In his work, Najjar attempts to describe empirically based principles that multimedia user interface designers can use to better the learning outcomes from educational multimedia applications. He sets out to redress shortcomings in multimedia user interface design guidelines by basing them on empirical research rather than on the opinions of experts. He researches a number of factors that influence learning outcomes in multimedia applications, and lists the findings.
This is quite a novel approach, especially in multimedia, where very little research as been conducted into how the message encapsulated in the media is received, perceived, and acted upon by the audience.

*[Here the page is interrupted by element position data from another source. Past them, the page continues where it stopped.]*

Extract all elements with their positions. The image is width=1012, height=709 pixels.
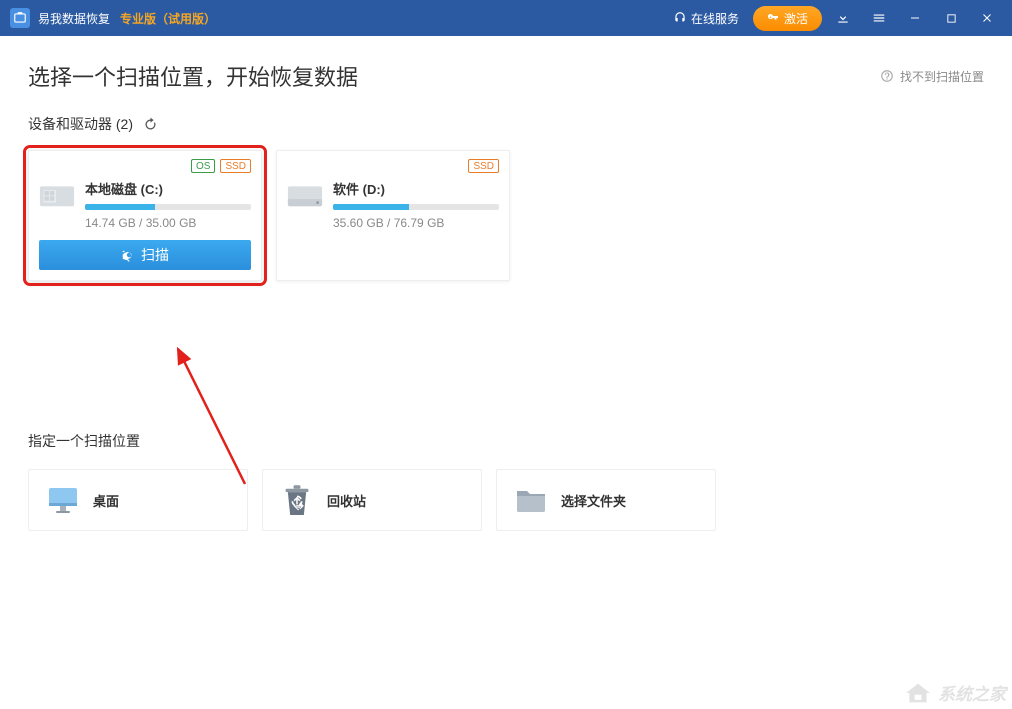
drive-name: 软件 (D:) xyxy=(333,179,499,198)
locations-row: 桌面 回收站 选择文件夹 xyxy=(28,469,984,531)
drives-row: OS SSD 本地磁盘 (C:) 14.74 GB / 35.00 GB 扫描 xyxy=(28,150,984,281)
online-service-label: 在线服务 xyxy=(691,10,739,27)
drive-card-c[interactable]: OS SSD 本地磁盘 (C:) 14.74 GB / 35.00 GB 扫描 xyxy=(28,150,262,281)
drives-section-header: 设备和驱动器 (2) xyxy=(28,114,984,134)
drive-usage-bar xyxy=(85,204,251,210)
help-text: 找不到扫描位置 xyxy=(900,68,984,85)
minimize-button[interactable] xyxy=(900,3,930,33)
scan-button[interactable]: 扫描 xyxy=(39,240,251,270)
ssd-badge: SSD xyxy=(468,159,499,173)
folder-icon xyxy=(515,485,547,515)
drives-section-label: 设备和驱动器 (2) xyxy=(28,114,133,134)
menu-button[interactable] xyxy=(864,3,894,33)
locations-section-label: 指定一个扫描位置 xyxy=(28,431,984,451)
app-window: 易我数据恢复 专业版（试用版） 在线服务 激活 xyxy=(0,0,1012,709)
titlebar: 易我数据恢复 专业版（试用版） 在线服务 激活 xyxy=(0,0,1012,36)
close-button[interactable] xyxy=(972,3,1002,33)
drive-name: 本地磁盘 (C:) xyxy=(85,179,251,198)
os-badge: OS xyxy=(191,159,215,173)
page-title: 选择一个扫描位置，开始恢复数据 xyxy=(28,60,358,92)
page-header: 选择一个扫描位置，开始恢复数据 找不到扫描位置 xyxy=(28,60,984,92)
maximize-icon xyxy=(946,13,957,24)
ssd-badge: SSD xyxy=(220,159,251,173)
maximize-button[interactable] xyxy=(936,3,966,33)
refresh-button[interactable] xyxy=(143,117,158,132)
close-icon xyxy=(981,12,993,24)
recycle-label: 回收站 xyxy=(327,491,366,510)
drive-size: 35.60 GB / 76.79 GB xyxy=(333,216,499,230)
refresh-icon xyxy=(143,117,158,132)
drive-size: 14.74 GB / 35.00 GB xyxy=(85,216,251,230)
location-select-folder[interactable]: 选择文件夹 xyxy=(496,469,716,531)
minimize-icon xyxy=(909,12,921,24)
help-link[interactable]: 找不到扫描位置 xyxy=(880,68,984,85)
house-icon xyxy=(904,681,932,705)
trash-icon xyxy=(281,485,313,515)
drive-badges: OS SSD xyxy=(39,159,251,173)
drive-usage-bar xyxy=(333,204,499,210)
download-icon xyxy=(836,11,850,25)
monitor-icon xyxy=(47,485,79,515)
activate-button[interactable]: 激活 xyxy=(753,6,822,31)
location-recycle-bin[interactable]: 回收站 xyxy=(262,469,482,531)
drive-badges: SSD xyxy=(287,159,499,173)
download-button[interactable] xyxy=(828,3,858,33)
drive-card-d[interactable]: SSD 软件 (D:) 35.60 GB / 76.79 GB xyxy=(276,150,510,281)
hamburger-icon xyxy=(872,11,886,25)
location-desktop[interactable]: 桌面 xyxy=(28,469,248,531)
content-area: 选择一个扫描位置，开始恢复数据 找不到扫描位置 设备和驱动器 (2) OS SS… xyxy=(0,36,1012,709)
drive-icon xyxy=(287,181,323,211)
app-logo-icon xyxy=(10,8,30,28)
app-edition: 专业版（试用版） xyxy=(120,10,216,27)
watermark: 系统之家 xyxy=(904,680,1006,705)
help-icon xyxy=(880,69,894,83)
headset-icon xyxy=(673,11,687,25)
key-icon xyxy=(767,12,779,24)
desktop-label: 桌面 xyxy=(93,491,119,510)
drive-icon xyxy=(39,181,75,211)
scan-label: 扫描 xyxy=(141,245,169,265)
activate-label: 激活 xyxy=(784,10,808,27)
folder-label: 选择文件夹 xyxy=(561,491,626,510)
online-service-button[interactable]: 在线服务 xyxy=(665,7,747,30)
watermark-text: 系统之家 xyxy=(938,680,1006,705)
scan-icon xyxy=(121,248,135,262)
app-name: 易我数据恢复 xyxy=(38,10,110,27)
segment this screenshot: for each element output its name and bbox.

Najjar concludes, “Designers should use closely related verbal and pictorial information together, and build in tasks that encourage users to elaborateively process the information”. Illustrations and other media should support the accompanying text, and illustrations should not be used just for the sake of including a graphic. The choice of medium to suit the message is also important, as the effectiveness of media is quite application-specific. Najjar also advocates that the user interface be made intuitive, as the user interface has a significant positive effect when learning from multimedia. His conclusions not only ring true when viewed from a logical point of view, but are also backed up by the findings of well-known researchers in the field. These findings can be applied by multimedia designers to improve the quality and effectiveness of their products.
Although he adds the caveat that these principles should be used with caution as they are largely untested, the principles set out in his work appear to be able to withstand the rigors of being tested in actual use.
Najjar, L. J. (1998). Principles of educational multimedia user interface design. Human Factors: The Journal of the Human Factors and Ergonomics Society, 40(2), 311-323.